State warns of coronavirus (Covid-19) pandemic
Wahinya Henry and KNA @PeopleDailyKe
Corrupt and greedy business operatives are taking advantage of the coronavirus (Covid-19) pandemic to flood the country with counterfeit masks, sanitisers and soaps which are presenting fresh risks to Kenyans.
Speaking in Nakuru last week in Nakuru Trade, Industry and Enterprise Chief Administrative Secretary (CAS) Lawrence Karanja said that illicit goods not only endangers health but also denies the government revenue.
“The universal healthcare agenda is vulnerable to the massive supply of fake drugs.
A staggering 30 per cent of alcoholic drinks in the market are counterfeit. Others are sub-standard agricultural inputs that include fertiliser and pesticides which compromise food security,” he said.
Kenya must therefore fire on all cylinders to curb the rampant cases of counterfeit which not only force investors to exit markets, but also kills the spirit of innovation, which is a key cog of industrial revolution and growth.
According to Kenya Association of Manufacturers, 40 per cent of members’ market share is lost annually due to counterfeits.
Approximately 25 per cent of the cigarettes sold in East African markets are smuggled, causing governments to lose close to $100 million (Sh10.79 billion) in taxes.
The latest National Baseline Survey on Counterfeit and other forms of illicit trade in Kenya conducted between October 2019 and February 2020 estimates that revenue lost in 2018 stood at Sh102.99 billion up from Sh101.23 billion in 2017.
From the 16 sectors of the economy that the study concentrated on, building, mining and construction were heavily affected by counterfeiting with a share of 23.37 per cent in value of total illicit trade, followed by energy, electrical and electronics with a share of 14.67 per cent in 2018.
The sector with most government revenue loss was food, beverage and non-alcoholic drinks with a share of 23.19 per cent followed by textile and apparel at 20.09 per cent.
Thirty per cent of the firms were aware that their products were being counterfeited and sold in the market, whereas 56.4 per cent of the sampled firms were not aware that their products are being counterfeited and sold in the market.
Between 2016 and 2018, 7,484 jobs were lost in Kenya due to illicit trade with counterfeiting accounting for 32.59 percent of the jobs lost.
The study also cites piracy as a critical form of illicit trade.
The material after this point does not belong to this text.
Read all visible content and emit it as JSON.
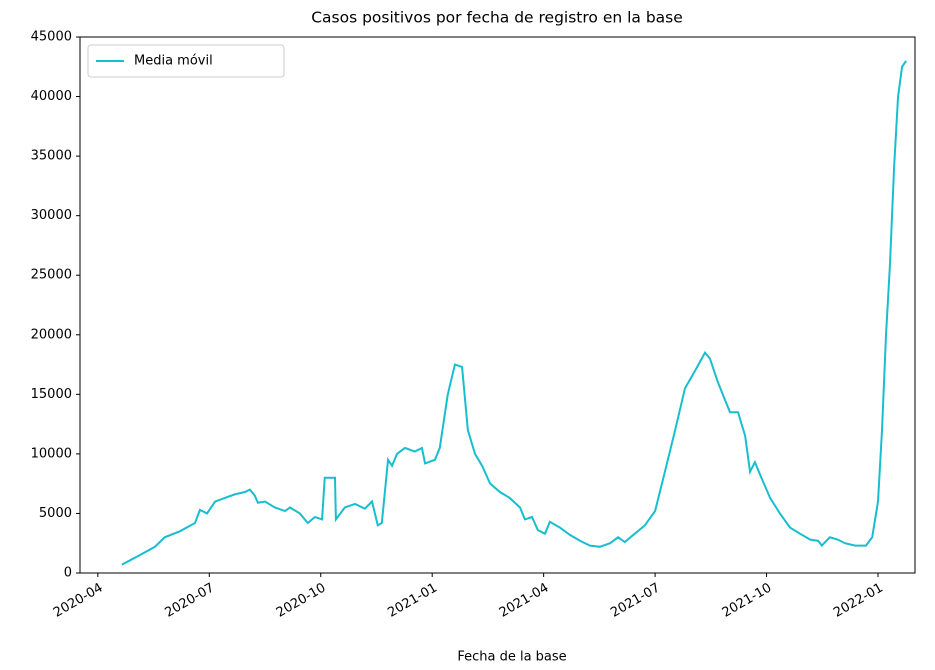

According to the findings, the loss of sales as a result of pirated products stood at sh 2.2 billion over the period 2016-2018.
Researcher Paul Lutta of the Governance Department the Kenya Institute Policy Research Analysis (Kippra) says corruption is to blame for the trade and loss of confidence with agencies charged with the duty to handle the vice.
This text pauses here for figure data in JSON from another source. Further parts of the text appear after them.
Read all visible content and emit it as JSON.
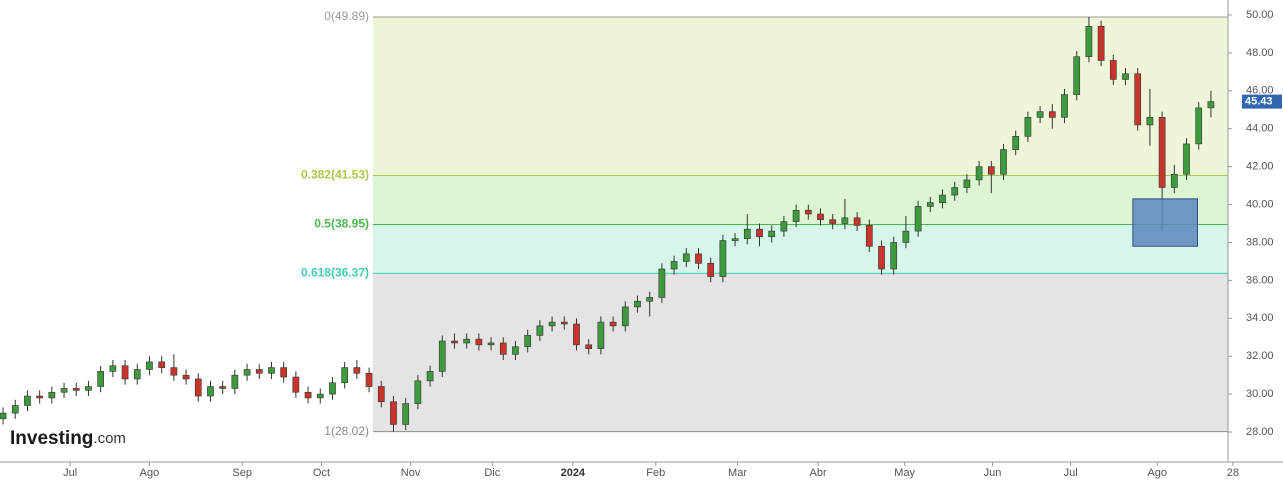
{
  "chart_data": {
    "type": "candlestick",
    "open": [
      28.7,
      29.0,
      29.4,
      29.9,
      29.8,
      30.1,
      30.3,
      30.2,
      30.4,
      31.2,
      31.5,
      30.8,
      31.3,
      31.7,
      31.4,
      31.0,
      30.8,
      29.9,
      30.4,
      30.3,
      31.0,
      31.3,
      31.1,
      31.4,
      30.9,
      30.1,
      29.8,
      30.0,
      30.6,
      31.4,
      31.1,
      30.4,
      29.6,
      28.4,
      29.5,
      30.7,
      31.2,
      32.8,
      32.7,
      32.9,
      32.6,
      32.7,
      32.1,
      32.5,
      33.1,
      33.6,
      33.8,
      33.7,
      32.6,
      32.4,
      33.8,
      33.6,
      34.6,
      34.9,
      35.1,
      36.6,
      37.0,
      37.4,
      36.9,
      36.2,
      38.1,
      38.2,
      38.7,
      38.3,
      38.6,
      39.1,
      39.7,
      39.5,
      39.2,
      39.0,
      39.3,
      38.9,
      37.8,
      36.6,
      38.0,
      38.6,
      39.9,
      40.1,
      40.5,
      40.9,
      41.3,
      42.0,
      41.6,
      42.9,
      43.6,
      44.6,
      44.9,
      44.6,
      45.8,
      47.8,
      49.4,
      47.6,
      46.6,
      46.9,
      44.2,
      44.6,
      40.9,
      41.6,
      43.2,
      45.1
    ],
    "high": [
      29.3,
      29.7,
      30.2,
      30.2,
      30.4,
      30.6,
      30.6,
      30.7,
      31.5,
      31.8,
      31.8,
      31.6,
      32.0,
      32.0,
      32.1,
      31.3,
      31.1,
      30.7,
      30.7,
      31.3,
      31.6,
      31.6,
      31.7,
      31.7,
      31.2,
      30.4,
      30.3,
      30.9,
      31.7,
      31.8,
      31.4,
      30.7,
      29.9,
      29.8,
      31.0,
      31.5,
      33.1,
      33.2,
      33.2,
      33.2,
      33.0,
      33.0,
      32.8,
      33.4,
      33.9,
      34.1,
      34.1,
      34.0,
      32.9,
      34.1,
      34.1,
      34.9,
      35.2,
      35.4,
      36.9,
      37.3,
      37.7,
      37.7,
      37.2,
      38.4,
      38.5,
      39.5,
      39.0,
      38.9,
      39.4,
      40.0,
      40.0,
      39.8,
      39.5,
      40.3,
      39.6,
      39.2,
      38.1,
      38.3,
      39.4,
      40.2,
      40.4,
      40.8,
      41.2,
      41.6,
      42.3,
      42.3,
      43.2,
      43.9,
      44.9,
      45.2,
      45.3,
      46.1,
      48.1,
      49.89,
      49.7,
      47.9,
      47.2,
      47.2,
      46.1,
      44.9,
      42.1,
      43.5,
      45.4,
      46.0
    ],
    "low": [
      28.4,
      28.7,
      29.1,
      29.5,
      29.5,
      29.8,
      29.9,
      29.9,
      30.1,
      30.9,
      30.5,
      30.5,
      31.0,
      31.1,
      30.7,
      30.5,
      29.6,
      29.6,
      30.0,
      30.0,
      30.7,
      30.8,
      30.8,
      30.6,
      29.8,
      29.5,
      29.5,
      29.7,
      30.3,
      30.8,
      30.1,
      29.3,
      28.02,
      28.1,
      29.2,
      30.4,
      30.9,
      32.4,
      32.4,
      32.3,
      32.3,
      31.8,
      31.8,
      32.2,
      32.8,
      33.3,
      33.4,
      32.3,
      32.1,
      32.1,
      33.3,
      33.3,
      34.3,
      34.1,
      34.8,
      36.3,
      36.7,
      36.6,
      35.9,
      35.9,
      37.8,
      37.9,
      37.8,
      38.0,
      38.3,
      38.8,
      39.2,
      38.9,
      38.7,
      38.7,
      38.6,
      37.5,
      36.3,
      36.3,
      37.7,
      38.3,
      39.6,
      39.8,
      40.2,
      40.6,
      41.0,
      40.6,
      41.3,
      42.6,
      43.3,
      44.3,
      44.0,
      44.3,
      45.5,
      47.5,
      47.3,
      46.3,
      46.3,
      43.9,
      43.1,
      38.6,
      40.6,
      41.3,
      42.9,
      44.6
    ],
    "close": [
      29.0,
      29.4,
      29.9,
      29.8,
      30.1,
      30.3,
      30.2,
      30.4,
      31.2,
      31.5,
      30.8,
      31.3,
      31.7,
      31.4,
      31.0,
      30.8,
      29.9,
      30.4,
      30.3,
      31.0,
      31.3,
      31.1,
      31.4,
      30.9,
      30.1,
      29.8,
      30.0,
      30.6,
      31.4,
      31.1,
      30.4,
      29.6,
      28.4,
      29.5,
      30.7,
      31.2,
      32.8,
      32.7,
      32.9,
      32.6,
      32.7,
      32.1,
      32.5,
      33.1,
      33.6,
      33.8,
      33.7,
      32.6,
      32.4,
      33.8,
      33.6,
      34.6,
      34.9,
      35.1,
      36.6,
      37.0,
      37.4,
      36.9,
      36.2,
      38.1,
      38.2,
      38.7,
      38.3,
      38.6,
      39.1,
      39.7,
      39.5,
      39.2,
      39.0,
      39.3,
      38.9,
      37.8,
      36.6,
      38.0,
      38.6,
      39.9,
      40.1,
      40.5,
      40.9,
      41.3,
      42.0,
      41.6,
      42.9,
      43.6,
      44.6,
      44.9,
      44.6,
      45.8,
      47.8,
      49.4,
      47.6,
      46.6,
      46.9,
      44.2,
      44.6,
      40.9,
      41.6,
      43.2,
      45.1,
      45.43
    ],
    "up_color": "#3d9a3d",
    "down_color": "#c9352b",
    "ylim": [
      26.42,
      50.79
    ],
    "yticks": [
      {
        "value": 28,
        "label": "28.00"
      },
      {
        "value": 30,
        "label": "30.00"
      },
      {
        "value": 32,
        "label": "32.00"
      },
      {
        "value": 34,
        "label": "34.00"
      },
      {
        "value": 36,
        "label": "36.00"
      },
      {
        "value": 38,
        "label": "38.00"
      },
      {
        "value": 40,
        "label": "40.00"
      },
      {
        "value": 42,
        "label": "42.00"
      },
      {
        "value": 44,
        "label": "44.00"
      },
      {
        "value": 46,
        "label": "46.00"
      },
      {
        "value": 48,
        "label": "48.00"
      },
      {
        "value": 50,
        "label": "50.00"
      }
    ],
    "xlim": [
      -0.25,
      100.4
    ],
    "xticks": [
      {
        "value": 5.5,
        "label": "Jul"
      },
      {
        "value": 12.0,
        "label": "Ago"
      },
      {
        "value": 19.6,
        "label": "Sep"
      },
      {
        "value": 26.1,
        "label": "Oct"
      },
      {
        "value": 33.4,
        "label": "Nov"
      },
      {
        "value": 40.1,
        "label": "Dic"
      },
      {
        "value": 46.7,
        "label": "2024"
      },
      {
        "value": 53.5,
        "label": "Feb"
      },
      {
        "value": 60.2,
        "label": "Mar"
      },
      {
        "value": 66.8,
        "label": "Abr"
      },
      {
        "value": 73.9,
        "label": "May"
      },
      {
        "value": 81.1,
        "label": "Jun"
      },
      {
        "value": 87.5,
        "label": "Jul"
      },
      {
        "value": 94.6,
        "label": "Ago"
      },
      {
        "value": 100.8,
        "label": "28"
      }
    ],
    "fibonacci": [
      {
        "label": "0(49.89)",
        "value": 49.89,
        "color": "#9a9a9a",
        "fill": "#eef6d9"
      },
      {
        "label": "0.382(41.53)",
        "value": 41.53,
        "color": "#a9c84a",
        "fill": "#dcf6d4"
      },
      {
        "label": "0.5(38.95)",
        "value": 38.95,
        "color": "#4cb84c",
        "fill": "#d6f6ea"
      },
      {
        "label": "0.618(36.37)",
        "value": 36.37,
        "color": "#45ccb4",
        "fill": "#e4e4e4"
      },
      {
        "label": "1(28.02)",
        "value": 28.02,
        "color": "#8a8a8a"
      }
    ],
    "highlight_box": {
      "x": [
        92.6,
        97.9
      ],
      "y": [
        37.8,
        40.3
      ],
      "color": "#5d86bd"
    },
    "last_price": 45.43,
    "last_price_color": "#2f67b1",
    "logo": {
      "name": "Investing",
      "suffix": ".com"
    }
  }
}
“There is need to control corruption perceptions that manifest in these institutions.
There is also need to seal loopholes that facilitate production and entry of counterfeits into the Kenyan market,” says Lutta.
“This may call for long term effective collaboration among these institutions in areas of data and intelligence sharing, joint enforcement and joint prosecutions.”
“We call upon the public and private sector especially the Kenya Association of Manufacturers to continue working closely with us as we battle this economic threat,” noted Elema Halake, Executive Director, Anti-Counterfeit Authority.
National Illicit Trade Observatory, a tool that will enable monitoring of illicit trade in Kenya has been launch to fight counterfeits.
The surge does not only make investors exit markets, but also kills the spirit of innovation, a key cog of industrial revolution and growth.